Les écrivains ne sont pas les moins bonnes personnes quand il s’agit de savoir écrire, il n’est donc pas illogique que le cinéma les sollicite, le plus souvent comme coscénaristes, et ça peut donner des choses intéressantes. Après, il faut bien admettre que c’est un pacte avec le diable. C’est plus facile d’écrire un scénario puisque la question de la langue ne se pose évidemment pas de la même façon qu’en littérature. Quand j’écris un livre, j’ai l’impression d’être avec mon burin face à une plaque de marbre : c’est long, jalonné de doutes. Un scénario n’est pas un film, c’est un objet absolument transitoire. Après en avoir écrit un, au moment de se remettre à un livre, le poids de la littérature est d’autant plus colossal.

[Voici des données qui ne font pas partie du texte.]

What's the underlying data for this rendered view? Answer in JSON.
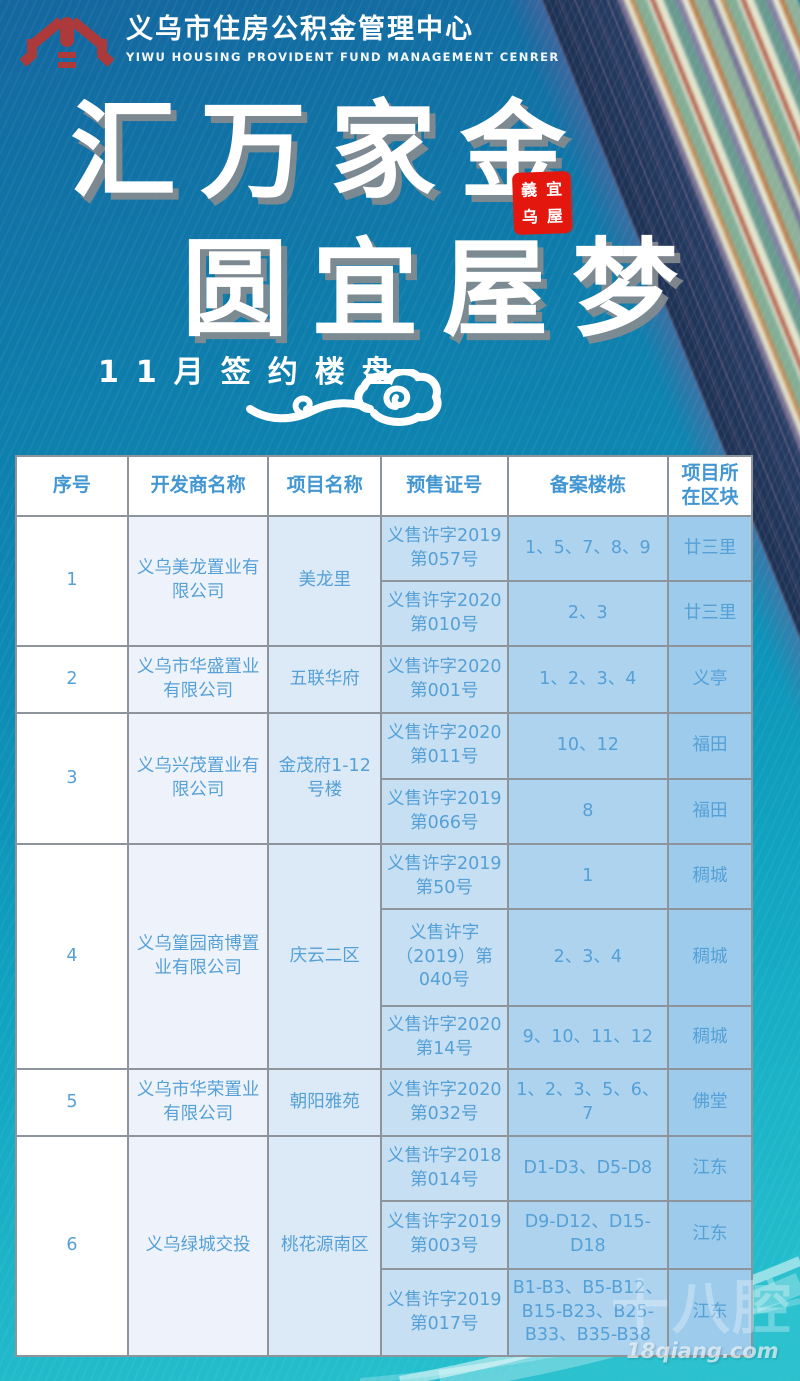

Quand vous êtes un cinéaste écrivain, vous êtes plus libre, et peut-être plus lucide sur la manière dont la littérature infuse dans vos films – par le mouvement, le montage, la structure du récit ou la manière de casser la notion de personnage. J’ai eu envie de parler de ça.
MOT pour Mots propose des lectures par des comédiens du Français. Il vous a été demandé de choisir des textes parmi ceux d’auteurs dont cette année marque un anniversaire de naissance ou de mort. Vous avez choisi, pour Charles Péguy (1873-1914), L’Argent (1913), pour Colette (1873-1954), La Naissance du jour (1928) et pour Monique Wittig (1935-2003), Les Guérillères (1969). Pourquoi ?
En ce qui concerne Péguy, on oublie trop souvent sa veine polémique et laïque. J’ai pensé que, dans le climat social, les questions de l’argent, de la domination de l’État, de la pauvreté n’étaient peut-être pas inintéressantes. Quant à Colette, c’est toujours bien de l’entendre ! J’ai un attachement particulier à La Naissance du jour, qui est la seule adaptation filmée par Jacques Demy pour la télévision (1980). Et cela m’amuse que Colette joue tellement avec le réel et la fiction, les personnages et leurs modèles. À propos de Wittig, je me suis dit qu’on parlait beaucoup d’elle pour des raisons politiques, moins pour ce qu’elle a représenté comme écrivaine, pour sa langue particulière, qu’on entend notamment dans Les Guérillères. C’est une manière de faire rouler la phrase qui fait penser à des psaumes. Pour qu’il y ait héritage politique, il faut qu’il y ait une grande écriture. Cela va forcément de pair.